# Neuer Rechner



## quakich09 (19. Januar 2008)

Möchte mir gern ein neuen Rechner zusammen basteln

ich arbeite mit 3ds max, after effects ,real flow  usw.

ich habe leider keine ahnung von der hardware ,ich habe mir damals vor ca 1 jahr folgendes zusammen gebastelt und er läuft aber ich komme langsam an grenzen ,

ASUS K8N-DRE mit 2 Opteron 252

8 gb ram 1 er riegel

Nvidia quadro fx4500 wegen dell 30 zoll

ich bin damit sehr zufrieden aber wie schon gesagt ,es reicht nicht mehr

habe mir irgendwas von intel vorgestellt ,ich weis nicht ob das geht aber so zwei quadcore auf ein board?  mit 16 gb ram?

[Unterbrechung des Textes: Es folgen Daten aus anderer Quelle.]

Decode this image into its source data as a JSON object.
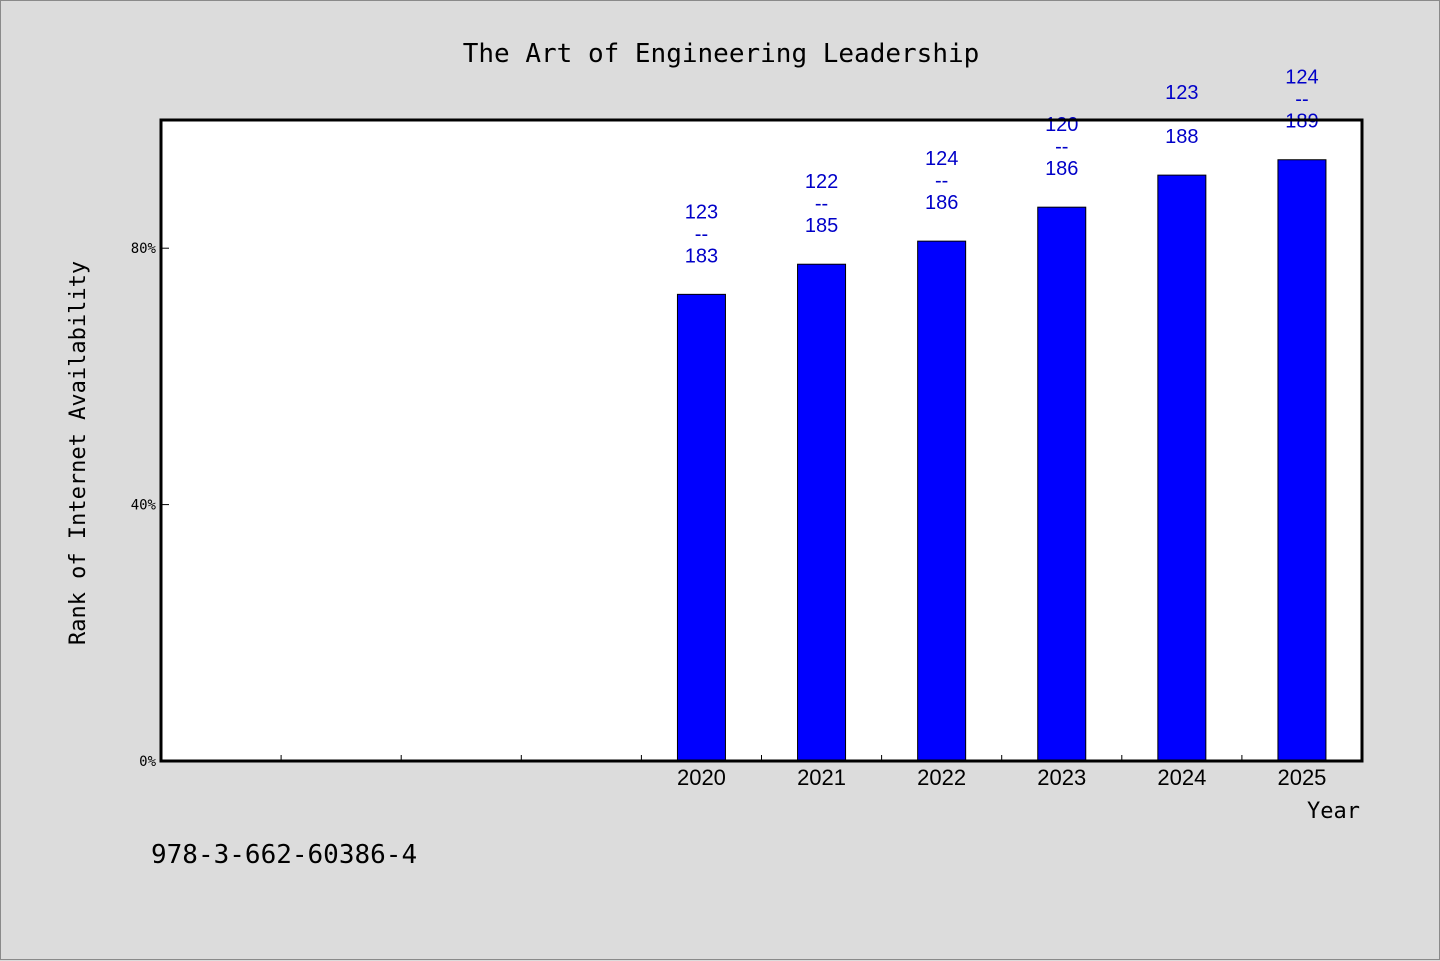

die grafikkarte muss noch ein weilchen reichen ,die war einfach zu teuer

könnt ihr mir ein paar tipps geben?
ich möchte es selbst zusammen bauen

lieben gruß


----------



## Psylo (19. Januar 2008)

Hi, schöne Workstation hast du da.
Darf man mal fragen welches OS du nutzt?
Hast du das System echt erst vor einem jahr gekauft? Weil die CPUs sind ja noch Singlecore.
Wie genau definierst du zu langsam?
Wieviel willst bzw. kannst du ausgeben?
Also die Quadro würde ich auch behalten, dann nen Intel Quadcore und beim Board muss ich mal schauen obs da welche gibt die 16GB Ram ünterstützen.

MfG Psylo


----------



## quakich09 (19. Januar 2008)

der läuft auf windows 64, 
na und 2 mal quad macht das sinn ? 

meine preisvorstellung sind so 1 bis 1,5


----------



## Psylo (19. Januar 2008)

Ob 2 mal Quad Sinn macht kann ich dir auch nicht sagen aber dann müsstest du schon zu den Xeons greifen.
Ich hatte jetzt ein Board gefunden was 16GB Ram aufnehmen könnte, allerdings müsste man dann 4x4GB Riegel haben und diese habe ich noch nicht gefunden.
Ich denke ein großer Quad mit 4x ~2,8 Ghz sollte dir schon einen gewaltigen unterschied beim Rendern bringen, aber ob es das normale arbeiten flüssiger macht weiss ich nicht.
Dafür lassen sich die Intels ganz gut übertakten und so könntest du auch noch einiges an Mehrleistung rausholen. Evtl wäre auch der neue Phenom von AMD eine Überlegung wert wenn er denn in Max und Co schneller sein sollte als der  Intel Quad.
Wird dein Ram laut Task-Manager voll ausgelastet?
Du könntest dir noch nen Gigabyte I-Ram holen (oder 2). Da kannst du dann 4GB DDR1 Ram draufhauen und diesen z.B. für die Auslagerungsdatei von z.B. Max nehmen. Somit könntest du dann auch deinen alten Ram weiter verwenden.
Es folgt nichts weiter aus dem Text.